Particularly intriguing is that this centrist faction could unite the party in favour of either the Zuma or Ramaphosa camp – it does not have to unite them to their mutual benefit. Nor would such a unity deal necessarily place Dr Mkhize as leader of the party and later president of the country – not in 2019 at any rate. Rather, a figurehead leader of sorts may emerge, from either the Zuma or Ramaphosa camp – perhaps even Dr Dlamini-Zuma or Mr Ramaphosa – while the political and economic centre of power devolves to the office of the secretary general of the party.

In the event of such a deal, analysts will need to be very cautious about what they read into who emerges as the party leader – as future policy direction might not come directly from the party leader or from the Union Buildings. 

Some analysts are of the view that if Mr Ramaphosa does not headline a unity leadership slate then the ANC is doomed. We hold out three cautionary notes on this assumption.

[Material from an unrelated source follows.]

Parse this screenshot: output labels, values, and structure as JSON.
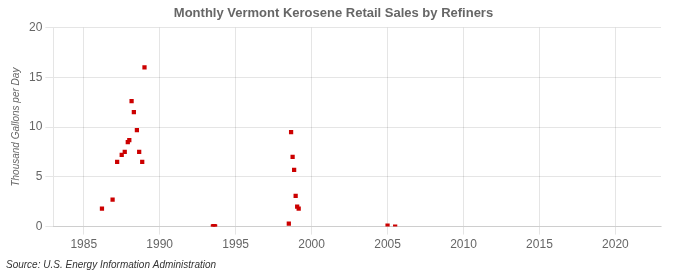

The first is that a defeat for Mr Ramaphosa may trigger a break-out of ANC dissidents who will form a clone of the party. This becomes even more likely if Mr Ramaphosa is axed well ahead of the conference – which is a possibility few analysts are attuned to. The clone may command a majority of urban branches.

Read against past splits, this may herald an era in which there are more ANC people outside of the party than within it (the “party” being the winning faction in December 2017 and which controls Luthuli House). If the ANC outside of Luthuli House unites around the clone, it may lead a coalition to beat the ANC in the 2019 national election.

This is a result that would be best described as the ANC leadership of pre-2008 coming back into power by defeating that of post-2008. That takes getting your head around, but explains our caution about seeing any December 2017 outcome as a zero-sum-game event.

The second cautionary note is that our read of recent polling is that if an election were held today the ANC would command a national majority of 58% with Mr Zuma as its leader. The party is stronger than it appears – a function, we think, of its historical delivery record, meaning that it may possess the momentum necessary to secure a national majority in 2019 regardless of who leads the party in January 2018. We would go further and caution that even were it to lose in 2019, such a loss may be fleeting, as the EFF could return, as prodigal sons, to save and lead the ANC into the next decade. Not enough analysts have this on their radar.

The third cautionary note is that the economic crisis the party leadership will inherit in 2018 is so serious that only a leader with the authority to force unpopular structural reforms, as have recently been imposed in both Rwanda and Ethiopia, may be able to take South Africa back to a growth rate of over 5% of GDP in short order. Will a leader such as Mr Ramaphosa, who needs a popular mandate, have the authority to force such reforms and secure the future of the ANC?

A counter of sorts would also apply in that, should Mr Ramaphosa win only because of the support of party factions that have profited so from the state capture and corruption of recent years, then he himself may be a captured ANC leader and be unable to do much to reform the party. Analysts must consider this risk before reaching any conclusions about the long-term outcomes of the ANC leadership race.

What also emerged from the models is that if any two of the three factions cannot agree on unity then it becomes possible that an ANC leader may be elected who commands the full support of less than a majority of voting delegates. This would be a very dangerous outcome, delivering a rudderless ANC, and could trigger a period of extreme volatility in South Africa.

Our advice is not to read the whole of South Africa’s next decade into the immediate conclusion of the current ANC leadership race. Let the race run its course, expect a period of continued volatility and some deep shocks into late 2019, and take your decade-long lead from the nature of the Cabinet appointed in that year.

Frans Cronje is a scenario planner and CEO of the IRR – a think tank that promotes political and economic freedom.